Al despertar siempre espero encontrarte al final del pasillo, o con mi tarea de llevarte hasta el colegio todos los dias. Maldito el día que me condene a extrañarte.   

Hugo
23 de diciembre 2014 (2 dias antes de la muerte de Zafiro ).

Levanto la cabeza, estar bajo el agua todo el día me ha agotado tal como lo queria, desde hace unas semanas toda mi vida es un asco.

Desde que Zafiro descubrió que soy un nemosorum, no duermo, aunque me esfuerce en hacerlo, aunque me ejercite y canse mi cuerpo, simplemente no puedo. Salgo de la pileta bajo la atenta mirada de Paulina.

—Alex pregunta si ya pueden entrenar— dice ella recorriendome con sus ojos, es hermosa, pero no es mi tipo, y no quiero nada con ella, mucho menos ahora que mi corazón está anclado en Zaf.

Por más que digan que un clavo saca a otro clavo, Zafiro es de esos clavos gigantescos, necesitaría muchos para sacarla y la verdad está bien así.

—Voy—respondo sacudiendo la cabeza para esparcir el agua que cae hacia mis ojos—.¿Rossana está con ella?—Pregunto esperanzado, ella me ha sostenido estos días y creo que ha sido la única. Mientras Lior y la señora Odeim sólo han disfrutado mi condena y agonía a causa que Zafiro se alejó de mí.

—Sí, ella está allí, estan también con este chico...—chasquea los dedos de manera efusiva, como si eso la ayudara a pensar.

—¿Fran?— digo bordeando los ojos, pues me cansa ver cómo lo tratan, como si fuera una mascota, como si no bastara todo lo que lo torturaron, pero eso sí; no pudieron sacarle ni un poco de información.

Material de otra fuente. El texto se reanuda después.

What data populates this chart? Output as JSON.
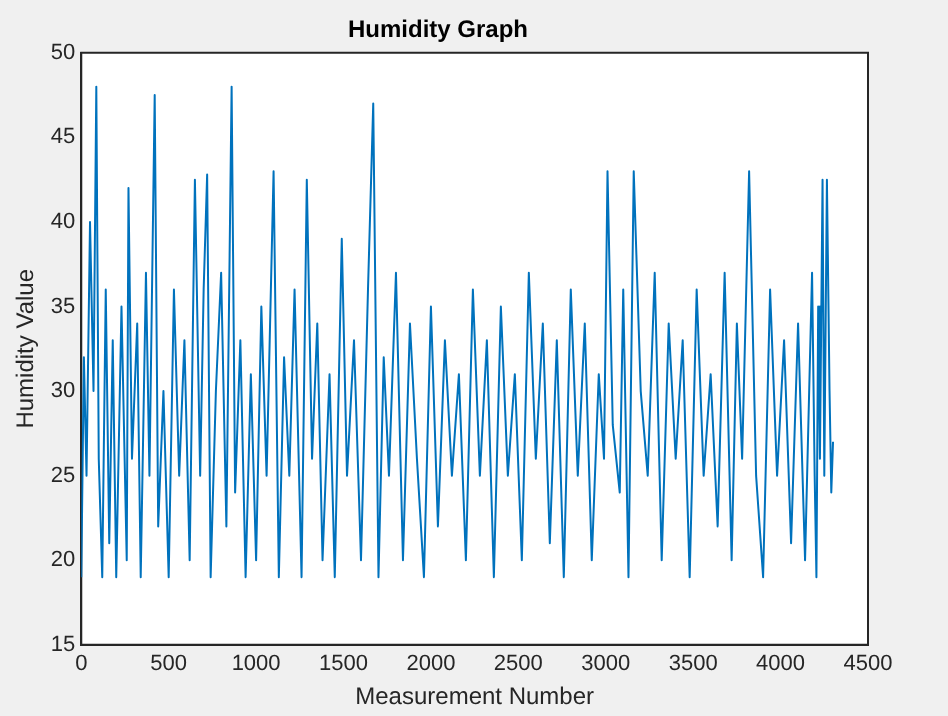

Su voluntad es de hierro y Helios, muy listo. Fran no tenía rastro alguno en su mente del lugar donde estaban, ni de cómo entrenaban, es un mecanismo de seguridad demasiado complejo diría yo, debió sentarse horas a planear como hacer que esa información se borre sin que lo afecte por completo.

—Hugo...—llama Paulina cuando estoy por meterme a la ducha, me volteo a verla y ella tiene un dedo en la boca—. Mi propuesta va en serio—su tono es coqueto, seductor. Juro que si era cualquier otro hombre me lanzaba a ella ahora mismo, se nota su destreza en volvernos locos.

—Paulina— respondo ya cerrando la perciana de la ducha—. Gracias por tu buena voluntad, pero en verdad no necesito sexo, quiero un golpe en la cabeza y una manera de viajar a 2 meses atrás... si me ofreces eso acepto.

El silencio se hizo tras la perciana, logre deshacerme de la muchacha, y sé que por un largo tiempo me dejará en paz, en teoría eso debió ofenderla, pero la conozco muy bien, sé que volverá con su oferta de nuevo.

Comienzo a enjabonarme el cuerpo, mientras el agua tibia pasa sobre mi, el pecho me arde un poco,pues hace unas semanas me he hecho un tatuaje, cómo es nuevo, la piel está muy sencible, la verdad sufrí bastante con el proceso, pero lo que tengo me gusta, es un ágila con las alas abiertas, y en sus garras lleva una serpiente, la cual está enrollada a punto de atacar, la imagen la había visto en algún sitio, pero a mí me recordaba de que no hay enemigo más grande que la confianza en nuestros propios ataques, tarde o temprano las cosas salen como deben salir.

Pero no es todo lo que me hice, en el hombro izquierdo tengo una piedra azul, claro, un zafiro con alas, alas que lo llevan volando lejos, lejos de mí. Como se llevaron a la verdadera. Cansado mentalmente salgo de la ducha, me visto con un buzo holgado, y una musculosa, últimamente he entrenado tanto que todas mis camisas, remeras, camisillas etc. me quedan ajustadas, cualquier otro chico estaría feliz, yo, no.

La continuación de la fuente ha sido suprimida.